Every week Mater Dei Hospital is discharging 50 patients fewer than it admits, according to the Hospital Activity Report for the first six months of this year.

It also indicates a seven per cent increase in patients at the emergency department during the first semester.

The report, which the Nationalist Party said the government had failed to release, indicates unprecedented crowding at Malta’s only general hospital, health shadow minister Claudette Buttigieg said.

“These figures show management at Mater Dei is nonexistent and that the government has managed to increase the problems at the general hospital instead of solving them as it promised,” she said.

Accusing the government of giving wrong information and of hiding the truth, the PN shadow minister asked why the government has stopped publishing hospital statistics.

“The result of all the mismanagement is clear for all. Never in the history of Mater Dei were patients left in the corridors during the summer months,” she said. “This summer, this has become the order of the day.”

Acting CEO Joseph Zarb Adami had already expressed concern to the Times of Malta over the “unprecedented” overcrowding at Mater Dei, which he believed could be due to an unusually high number of people admitted for elective surgeries.

According to the report released yesterday, 45,145 admissions were registered between January and June, an increase of two per cent over last year. However, planned surgeries only increased by 91 during the first six months of the year, prompting Ms Buttigieg to accuse the government of “lying” when it attributed the crowding problem to more elective surgeries.

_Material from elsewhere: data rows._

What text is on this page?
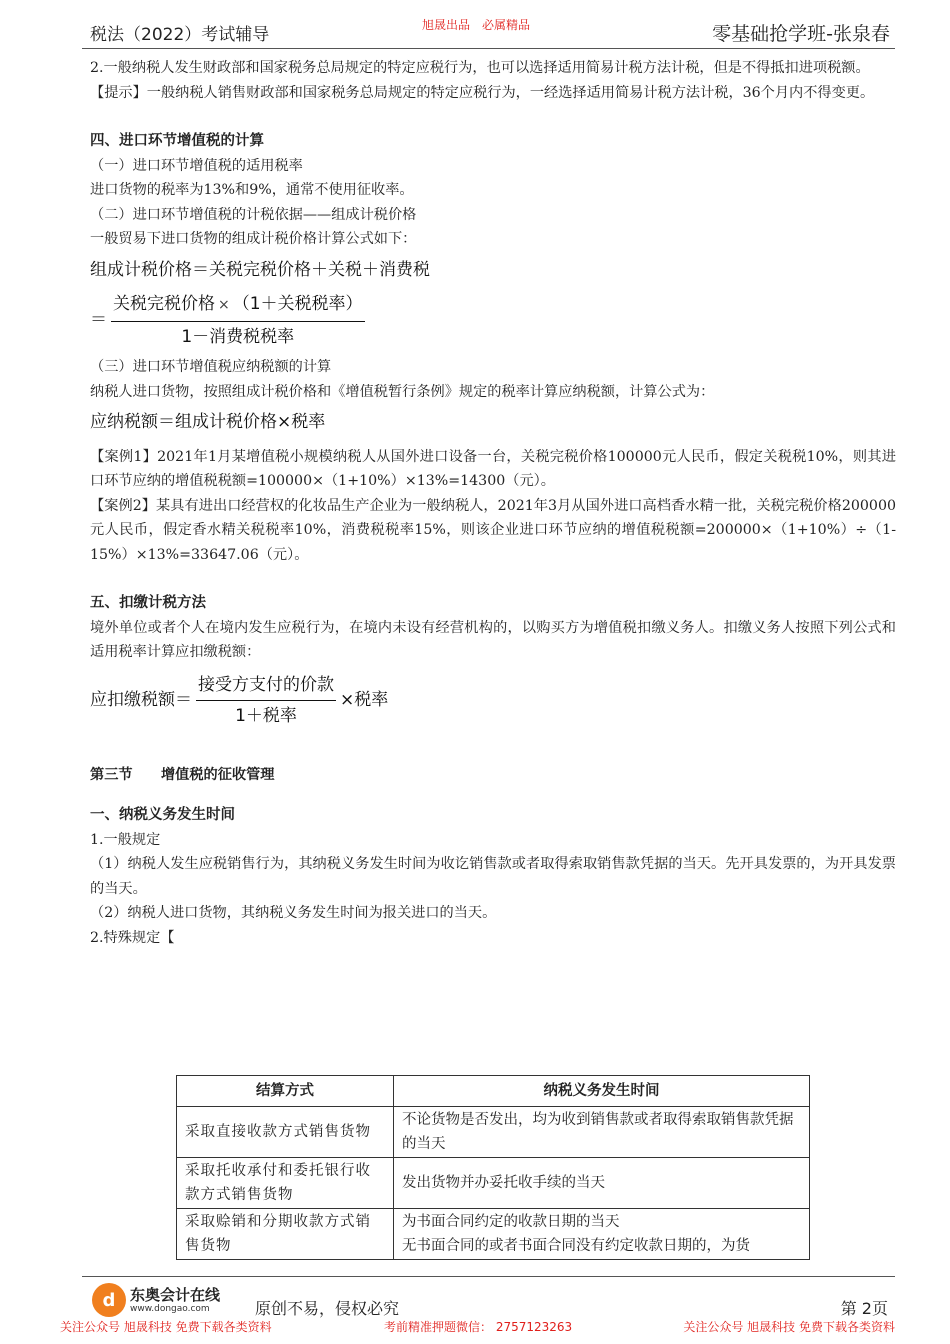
税法（2022）考试辅导	旭晟出品　必属精品	零基础抢学班-张泉春

2.一般纳税人发生财政部和国家税务总局规定的特定应税行为，也可以选择适用简易计税方法计税，但是不得抵扣进项税额。

【提示】一般纳税人销售财政部和国家税务总局规定的特定应税行为，一经选择适用简易计税方法计税，36个月内不得变更。

四、进口环节增值税的计算

（一）进口环节增值税的适用税率

进口货物的税率为13%和9%，通常不使用征收率。

（二）进口环节增值税的计税依据——组成计税价格

一般贸易下进口货物的组成计税价格计算公式如下：

组成计税价格＝关税完税价格＋关税＋消费税
＝ $\frac{\text{关税完税价格 × （1＋关税税率）}}{\text{1－消费税税率}}$

（三）进口环节增值税应纳税额的计算

纳税人进口货物，按照组成计税价格和《增值税暂行条例》规定的税率计算应纳税额，计算公式为：

应纳税额＝组成计税价格×税率

【案例1】2021年1月某增值税小规模纳税人从国外进口设备一台，关税完税价格100000元人民币，假定关税税10%，则其进口环节应纳的增值税税额=100000×（1+10%）×13%=14300（元）。

【案例2】某具有进出口经营权的化妆品生产企业为一般纳税人，2021年3月从国外进口高档香水精一批，关税完税价格200000元人民币，假定香水精关税税率10%，消费税税率15%，则该企业进口环节应纳的增值税税额=200000×（1+10%）÷（1-15%）×13%=33647.06（元）。

五、扣缴计税方法

境外单位或者个人在境内发生应税行为，在境内未设有经营机构的，以购买方为增值税扣缴义务人。扣缴义务人按照下列公式和适用税率计算应扣缴税额：

应扣缴税额＝ $\frac{\text{接受方支付的价款}}{\text{1＋税率}}$ ×税率

第三节　　增值税的征收管理

一、纳税义务发生时间

1.一般规定

（1）纳税人发生应税销售行为，其纳税义务发生时间为收讫销售款或者取得索取销售款凭据的当天。先开具发票的，为开具发票的当天。

（2）纳税人进口货物，其纳税义务发生时间为报关进口的当天。

2.特殊规定【

结算方式	纳税义务发生时间
采取直接收款方式销售货物	不论货物是否发出，均为收到销售款或者取得索取销售款凭据的当天
采取托收承付和委托银行收款方式销售货物	发出货物并办妥托收手续的当天
采取赊销和分期收款方式销售货物	为书面合同约定的收款日期的当天
无书面合同的或者书面合同没有约定收款日期的，为货
d 东奥会计在线
www.dongao.com	原创不易，侵权必究	第 2页
关注公众号 旭晟科技 免费下载各类资料	考前精准押题微信： 2757123263	关注公众号 旭晟科技 免费下载各类资料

“The public is fast losing faith in the public health service,” Ms Buttigieg said, urging the government to get its act together.

In a reaction, the government said the report, which the PN claimed was kept under wraps, was nothing more than an internal document that had long been drawn up by successive administrations and used by management to evaluate hospital operations.

It blamed the problem of patients in corridors on the previous Nationalist government, which had not catered to the people’s needs. It was not true this was the first summer to see such a phenomenon, it added, giving figures for 2011 and 2012.

The government also listed the measures it was taking to solve the problems in the health sector, such as the building of a new medical admissions unit hosting 368 beds, turning Karin Grech into a geriatric hospital and St Luke’s into a rehabilitation hospital.

The number of operations being done had increased substantially and out-of-stock medicines were few, it said. Waiting lists were reduced and primary care bolstered.